Интуиция не подвела, и Орик без лишних раздумий бросился наутек, осознавая, что лучше уж спуститься как можно ниже в Подулей – даже обитавшие там отморозки казались не такими опасными по сравнению с абсолютно чуждыми монстрами, что-то жужжащими друг другу безжизненными голосами и абсолютно не реагировавшими ни на проклятья, ни на крики и пощаде.

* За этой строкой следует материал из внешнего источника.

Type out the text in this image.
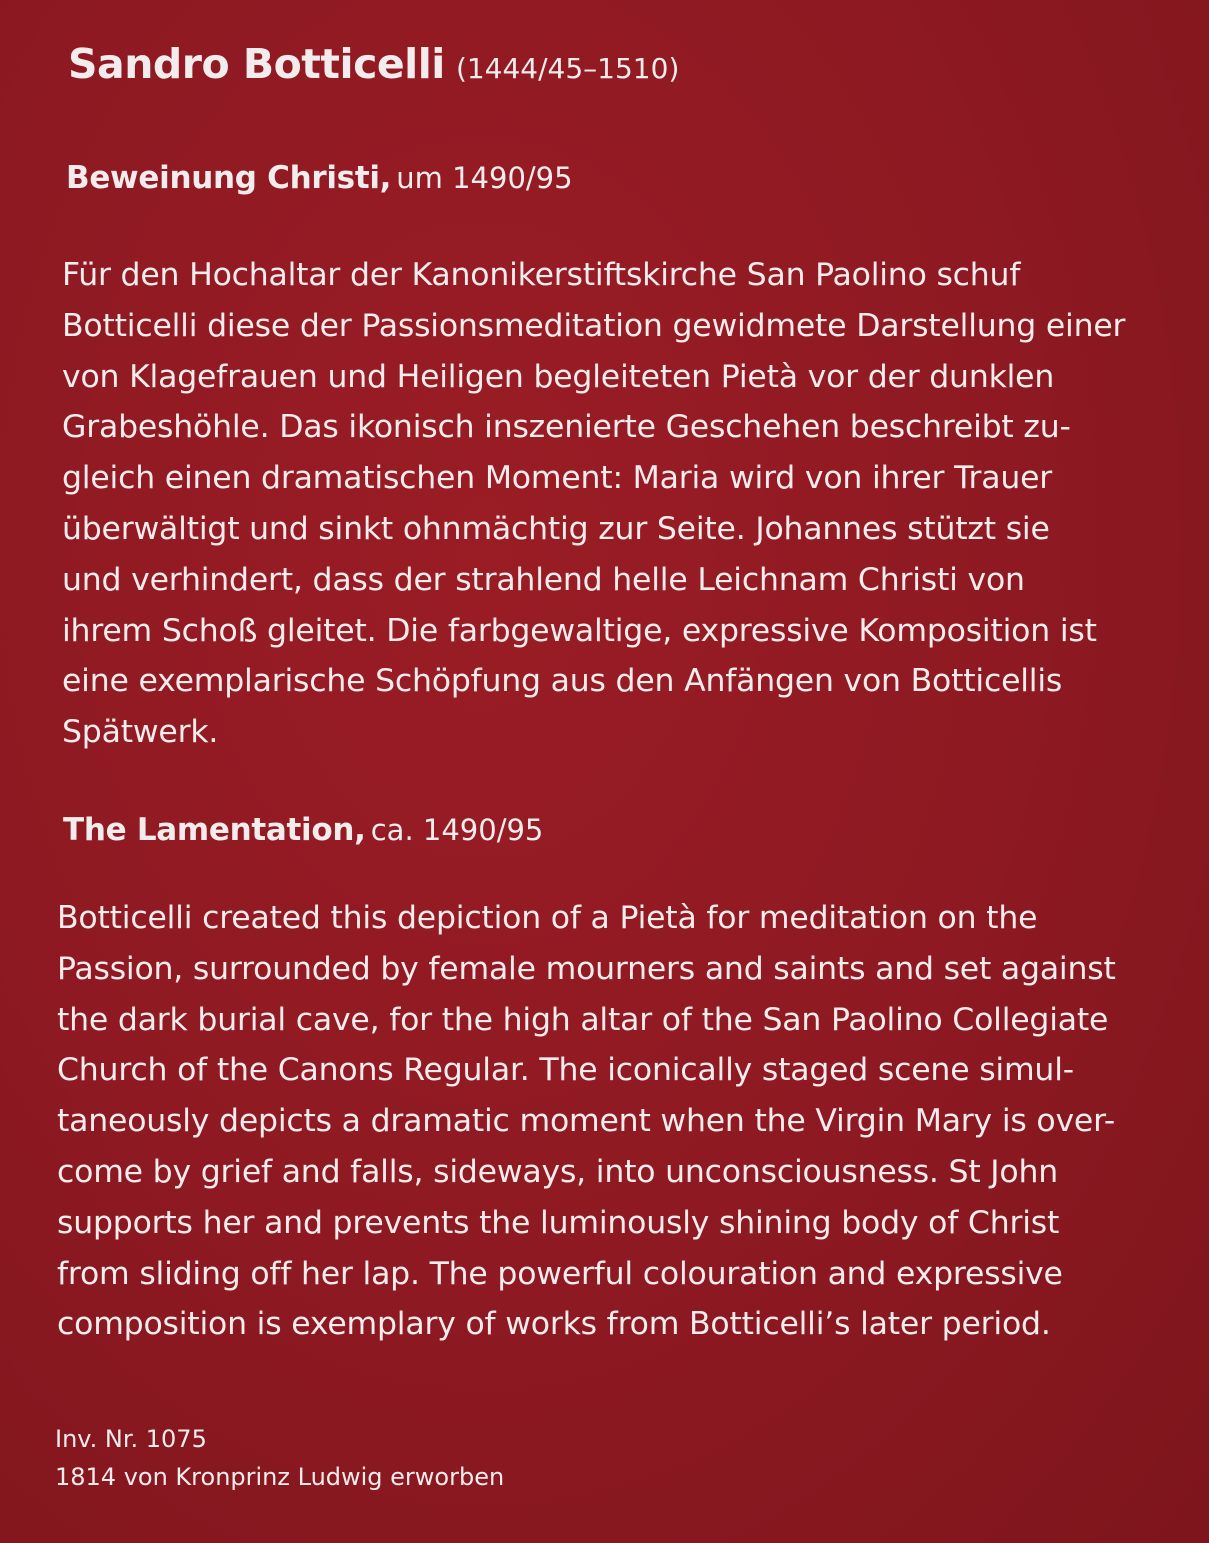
Sandro Botticelli (1444/45–1510)
Beweinung Christi, um 1490/95
Für den Hochaltar der Kanonikerstiftskirche San Paolino schuf
Botticelli diese der Passionsmeditation gewidmete Darstellung einer
von Klagefrauen und Heiligen begleiteten Pietà vor der dunklen
Grabeshöhle. Das ikonisch inszenierte Geschehen beschreibt zu-
gleich einen dramatischen Moment: Maria wird von ihrer Trauer
überwältigt und sinkt ohnmächtig zur Seite. Johannes stützt sie
und verhindert, dass der strahlend helle Leichnam Christi von
ihrem Schoß gleitet. Die farbgewaltige, expressive Komposition ist
eine exemplarische Schöpfung aus den Anfängen von Botticellis
Spätwerk.
The Lamentation, ca. 1490/95
Botticelli created this depiction of a Pietà for meditation on the
Passion, surrounded by female mourners and saints and set against
the dark burial cave, for the high altar of the San Paolino Collegiate
Church of the Canons Regular. The iconically staged scene simul-
taneously depicts a dramatic moment when the Virgin Mary is over-
come by grief and falls, sideways, into unconsciousness. St John
supports her and prevents the luminously shining body of Christ
from sliding off her lap. The powerful colouration and expressive
composition is exemplary of works from Botticelli’s later period.
Inv. Nr. 1075
1814 von Kronprinz Ludwig erworben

К несчастью, на этот раз даже особое чутье не помогло гангстеру – люк, через который Орик рассчитывал ускользнуть от облавы (или истребления - было абсолютно не ясно, какие цели преследуют безэмоциональные чужаки, облаченные в ржаво-красные одежды), оказался настолько покорежен и завален старым хламом, что времени хватило только коротко выматериться перед тем, как луч стан-разрядника поразил его точно в шейный позвонок.

+++++

Мир-Кузня [Данные засекречены, уровень «Вермиллион»], 451.488.M41

#Расшифровка осмотра кандидата NMund-381-12/S#

Субъект: человек, мужчина, без недопустимых мутаций (соответствие стандартному геному 98.53%)

Биологический возраст: 13 терранских лет (точность оценки 96,49%)

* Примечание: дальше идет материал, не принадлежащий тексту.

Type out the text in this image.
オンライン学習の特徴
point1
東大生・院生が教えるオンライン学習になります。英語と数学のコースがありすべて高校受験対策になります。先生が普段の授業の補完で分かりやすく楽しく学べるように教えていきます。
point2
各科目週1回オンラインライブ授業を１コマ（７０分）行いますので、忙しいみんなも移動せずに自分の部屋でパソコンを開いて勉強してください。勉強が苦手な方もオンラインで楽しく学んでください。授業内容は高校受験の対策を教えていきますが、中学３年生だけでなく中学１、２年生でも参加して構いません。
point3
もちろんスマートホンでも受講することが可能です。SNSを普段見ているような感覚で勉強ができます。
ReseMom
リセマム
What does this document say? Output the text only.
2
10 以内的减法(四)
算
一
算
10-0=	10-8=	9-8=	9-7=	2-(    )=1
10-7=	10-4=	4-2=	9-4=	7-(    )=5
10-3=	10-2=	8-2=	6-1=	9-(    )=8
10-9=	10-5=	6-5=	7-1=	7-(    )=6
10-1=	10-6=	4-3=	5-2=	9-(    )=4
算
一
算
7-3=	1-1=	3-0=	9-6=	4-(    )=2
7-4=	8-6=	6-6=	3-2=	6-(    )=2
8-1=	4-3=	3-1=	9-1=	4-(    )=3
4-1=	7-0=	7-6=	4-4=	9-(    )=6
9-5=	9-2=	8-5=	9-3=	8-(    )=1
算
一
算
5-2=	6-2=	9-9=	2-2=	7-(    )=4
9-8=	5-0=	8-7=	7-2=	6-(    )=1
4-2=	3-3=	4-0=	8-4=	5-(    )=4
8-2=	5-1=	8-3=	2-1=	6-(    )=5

Когнитивная активность: приемлема (незначительное превышение среднестатистического показателя функционала эпифиза: 112-114% от нормы), признаки пси-активности отсутствуют. Пси-восприимчивость 117.42% от нормы.

Физиологическое состояние: следы закрытых переломов нижнего левого голеностопа, переломы 5-6 ребер. Отсутствие 5, 6, 7 зуба верхней левой челюсти (предположительно травматическое удаление). Многочисленные шрамы и следы ожогов поверхности тела (несущественно для проекта). Общее легкое химическое и радиационное отравление организма (несущественно для проекта).

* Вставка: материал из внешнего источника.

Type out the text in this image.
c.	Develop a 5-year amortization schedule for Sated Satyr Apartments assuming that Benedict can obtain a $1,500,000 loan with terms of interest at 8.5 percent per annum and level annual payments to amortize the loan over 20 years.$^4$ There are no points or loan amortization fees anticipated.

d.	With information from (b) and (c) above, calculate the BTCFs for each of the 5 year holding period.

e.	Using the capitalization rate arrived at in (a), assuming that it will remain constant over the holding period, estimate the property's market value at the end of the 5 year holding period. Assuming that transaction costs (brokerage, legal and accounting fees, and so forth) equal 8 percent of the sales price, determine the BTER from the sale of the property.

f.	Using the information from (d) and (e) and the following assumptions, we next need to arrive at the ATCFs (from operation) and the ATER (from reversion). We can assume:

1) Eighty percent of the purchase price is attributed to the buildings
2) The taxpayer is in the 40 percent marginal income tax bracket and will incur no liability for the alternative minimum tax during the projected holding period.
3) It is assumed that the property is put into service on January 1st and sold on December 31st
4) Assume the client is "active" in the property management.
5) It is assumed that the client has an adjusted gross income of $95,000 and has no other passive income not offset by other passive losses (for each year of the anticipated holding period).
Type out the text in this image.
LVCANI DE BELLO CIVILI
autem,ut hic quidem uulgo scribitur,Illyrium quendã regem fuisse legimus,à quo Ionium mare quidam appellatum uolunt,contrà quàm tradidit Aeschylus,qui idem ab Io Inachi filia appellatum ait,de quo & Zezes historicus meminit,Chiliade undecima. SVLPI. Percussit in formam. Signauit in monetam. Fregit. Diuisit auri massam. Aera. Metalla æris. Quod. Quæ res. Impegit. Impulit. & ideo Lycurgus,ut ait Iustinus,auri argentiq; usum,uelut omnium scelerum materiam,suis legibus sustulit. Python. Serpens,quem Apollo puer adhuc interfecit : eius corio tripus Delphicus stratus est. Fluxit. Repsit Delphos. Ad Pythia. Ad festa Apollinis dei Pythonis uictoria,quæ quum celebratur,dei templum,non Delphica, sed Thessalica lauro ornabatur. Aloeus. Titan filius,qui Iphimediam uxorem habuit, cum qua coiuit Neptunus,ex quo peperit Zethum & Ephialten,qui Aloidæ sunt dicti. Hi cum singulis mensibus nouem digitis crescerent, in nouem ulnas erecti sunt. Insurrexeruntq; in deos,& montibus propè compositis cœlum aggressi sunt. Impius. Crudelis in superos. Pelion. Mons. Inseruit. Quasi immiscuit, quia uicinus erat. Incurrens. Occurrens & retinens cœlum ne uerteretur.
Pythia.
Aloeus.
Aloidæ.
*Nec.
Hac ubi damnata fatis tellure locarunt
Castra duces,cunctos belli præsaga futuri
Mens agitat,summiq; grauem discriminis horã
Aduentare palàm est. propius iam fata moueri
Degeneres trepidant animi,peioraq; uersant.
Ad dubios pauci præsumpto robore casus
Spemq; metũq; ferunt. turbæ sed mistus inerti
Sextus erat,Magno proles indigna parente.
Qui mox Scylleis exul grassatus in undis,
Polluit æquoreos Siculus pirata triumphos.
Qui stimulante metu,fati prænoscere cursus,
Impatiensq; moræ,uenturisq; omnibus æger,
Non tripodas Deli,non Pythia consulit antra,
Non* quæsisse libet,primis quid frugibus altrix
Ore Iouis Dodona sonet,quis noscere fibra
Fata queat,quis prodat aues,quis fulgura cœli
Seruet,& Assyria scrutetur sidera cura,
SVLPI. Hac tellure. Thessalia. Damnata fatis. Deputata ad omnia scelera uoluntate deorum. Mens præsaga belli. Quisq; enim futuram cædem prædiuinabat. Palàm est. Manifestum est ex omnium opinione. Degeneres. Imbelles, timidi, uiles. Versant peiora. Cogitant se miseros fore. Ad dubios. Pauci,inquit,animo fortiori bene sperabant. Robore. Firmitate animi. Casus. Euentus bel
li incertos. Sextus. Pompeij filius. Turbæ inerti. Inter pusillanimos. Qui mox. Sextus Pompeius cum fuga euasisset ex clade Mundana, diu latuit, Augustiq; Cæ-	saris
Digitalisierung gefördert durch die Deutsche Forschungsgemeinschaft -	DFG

Вывод: соответствие необходимым критериям проекта на 97.75%

Кандидат NMund-381-12/S внесен в очередь на аугментацию.

Общее количество утвержденных кандидатов сбора NMund-381: 228

+++++

900.488.M41, неизвестный мир

Наступил час возвышения Орика! Годы тяжелых тренировок, медицинских процедур, операций и снова тренировок, укрепили его тело и закалили разум до уровня когитатора. Молниеносное подчинение командам, мгновенное определение целей и точное поражение на уровне инстинктов – Орик был лучшим аколитом в своей группе Астартес. Ни разу ни одна цель не спряталась от его цепкого взора, никакие уловки не помогли ни учебным ни реальным мишеням избежать поражения от его гладиуса, стаббера или болтера. Наставники ордена хвалили его весьма сдержанно, но и тут Орик замечал – другие не удостаивались даже этого.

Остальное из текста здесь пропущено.